Let’s Talk Lingo
Artwork: “Familiar Objects” by Kathryn Lean
Psst… is that really a PEG? Children’s Nursing Queensland founders Natalie Gentile and Lisa Gyselman help us get tube-feeding fluent.
As stomal therapists and paediatric nurses, we have lots of success managing leaking devices, healing broken skin, recommending products and ensuring correct sizing of tube-feeding devices. However, we regularly have issues knowing if our clients really have a PEG, or not!
“PEG” is a term often used to describe all feeding buttons when in reality, it describes only one way of inserting a feeding tube.
We’ve put together a short, non- exhaustive list of tube-feeding terms which may help with a more accurate description of what you or your child has. Here goes:
Percutaneous endoscopic gastrostomy (PEG)
A method of insertion for a gastric feeding tube into the stomach. It’s often performed by a gastroenterologist in a two-step procedure and involves inserting a feeding tube endoscopically (through the mouth). The tube is then pulled out of a hole (stoma) that is made in the stomach.
Surgical gastrostomy
A laparoscopic surgical approach (often keyhole surgery) to insert a gastric feeding tube into the stomach. The stomach is brought up to the abdominal wall and sutured in place to create a stoma. A low-profile device is placed in the stoma for feeding.
Nasogastric tube (NG or NGT)
A thin tube is placed through the nose, down the oesophagus and into the stomach for feeding. The tube is taped in place on the face.
Jejunostomy (Jej or J)
A laparoscopic surgical approach (often keyhole surgery) to insert a gastric feeding tube into the jejunum (part of the bowel). The jejunum is brought up to the abdominal wall and sutured in place to create a stoma. A low-profile device or longer tube is placed in the stoma for feeding.
Gastrojejunostomy (GJ)
An endoscopic procedure to insert a feeding tube into the stomach that also has a longer ‘tail’ that passes into the jejunum (part of the bowel).
The double access points allow for a combination of stomach and jejunal feeding or medication administration. The device often requires a general anaesthetic for placement or changing.
So, why does it matter what we call them?
They do the same thing… right? Well, they are all designed to deliver nutrition to the body, but their use and care can be very different.

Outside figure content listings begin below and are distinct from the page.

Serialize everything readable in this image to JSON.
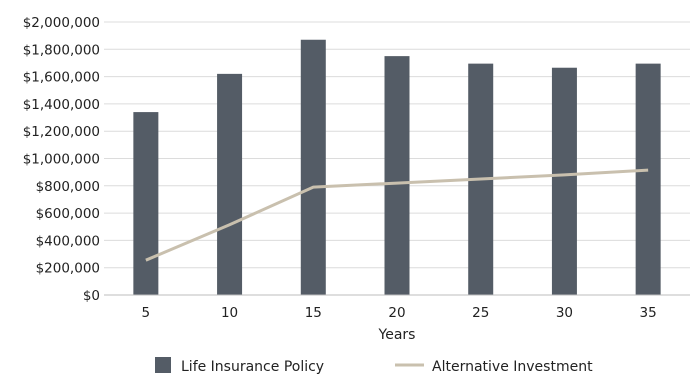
{
  "chart_data": {
    "type": "bar",
    "title": "",
    "xlabel": "Years",
    "ylabel": "",
    "categories": [
      "5",
      "10",
      "15",
      "20",
      "25",
      "30",
      "35"
    ],
    "yticks": [
      "$0",
      "$200,000",
      "$400,000",
      "$600,000",
      "$800,000",
      "$1,000,000",
      "$1,200,000",
      "$1,400,000",
      "$1,600,000",
      "$1,800,000",
      "$2,000,000"
    ],
    "ylim": [
      0,
      2000000
    ],
    "grid": true,
    "legend_position": "bottom",
    "series": [
      {
        "name": "Life Insurance Policy",
        "type": "bar",
        "color": "#545c66",
        "values": [
          1340000,
          1620000,
          1870000,
          1750000,
          1695000,
          1665000,
          1695000
        ]
      },
      {
        "name": "Alternative Investment",
        "type": "line",
        "color": "#c9c0ae",
        "values": [
          255000,
          515000,
          790000,
          820000,
          850000,
          880000,
          915000
        ]
      }
    ]
  }
}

Providing incorrect care of the device, due to misunderstanding the procedure used to insert the tube, can cause big issues. This is particularly true for the post-operative period and through the first six months after the initial procedure.

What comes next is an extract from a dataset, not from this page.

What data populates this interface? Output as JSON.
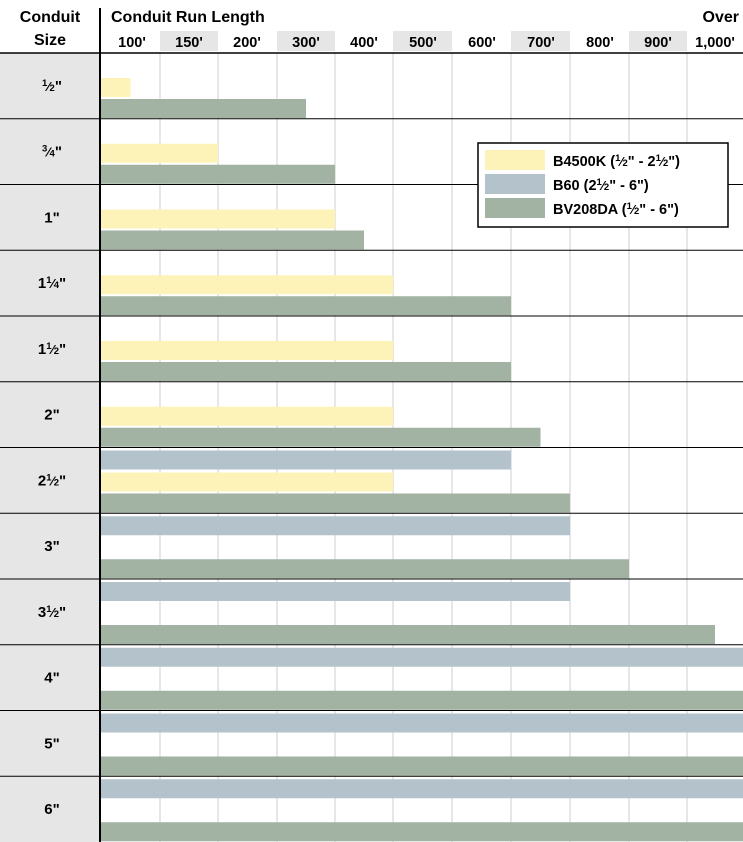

Someone describing a jejunostomy as a “PEG” increases the risk of feeding issues – and the stoma itself is likely to be prone to different complications. A PEG is more likely to experience things like buried bumper syndrome or hypergranulation, while laparoscopic gastrostomies generally have a higher risk of mucosal prolapse.
It can be hard to get the terminology right – especially when clinicians get it wrong, too. But in the spirit of promoting safe care, we’d strongly suggest getting familiar with – and fluent in – your or your loved one’s feeding tube.